Staff news

Personal Chair: Kenneth Sawin

Kenneth Sawin has been made a Personal Chair in Cell Biology.

Kenneth Sawin

While studying for a BA in Physics and Philosophy at Yale University, Professor Sawin became interested in cell biology in general, and the cytoskeleton - the components that make up the internal structure of cells - in particular.

Changing fields after graduation, Sawin obtained his PhD in Cell Biology at the University of California, San Francisco, in 1993.

His PhD supervisor was Professor Tim Mitchison, whose uncle, the late J Murdoch Mitchison, was Professor of Zoology at the University of Edinburgh until retirement in 1988.

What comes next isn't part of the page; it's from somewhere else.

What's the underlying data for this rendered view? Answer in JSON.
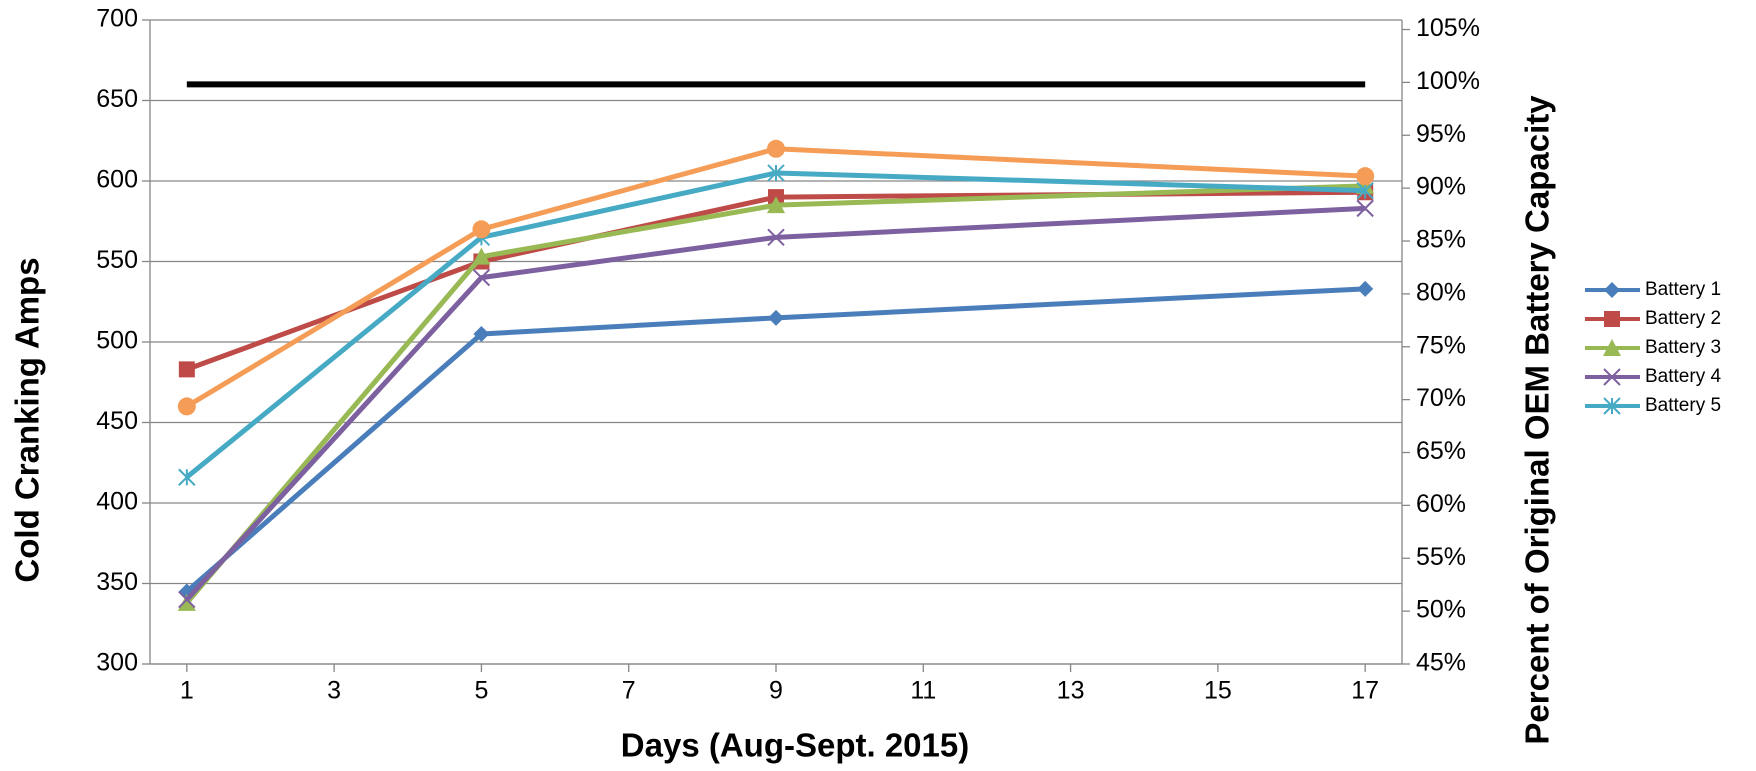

Professor Sawin then moved to London as a postdoctoral fellow with Sir Paul Nurse, whose Nobel Prize-winning (2001) work on the cell cycle was initiated while working at the University of Edinburgh in Murdoch Mitchison’s laboratory in the 1970s.

Professor Sawin “completed the Edinburgh circle” in 1999 when he started his own independent group at the University’s Wellcome Trust Centre for Cell Biology, as a Senior Research Fellow.

Using the tools of genetics, biochemistry and microscopy, Sawin continues to investigate the questions that originally drew him to biology, such as how cells are “built from the inside”.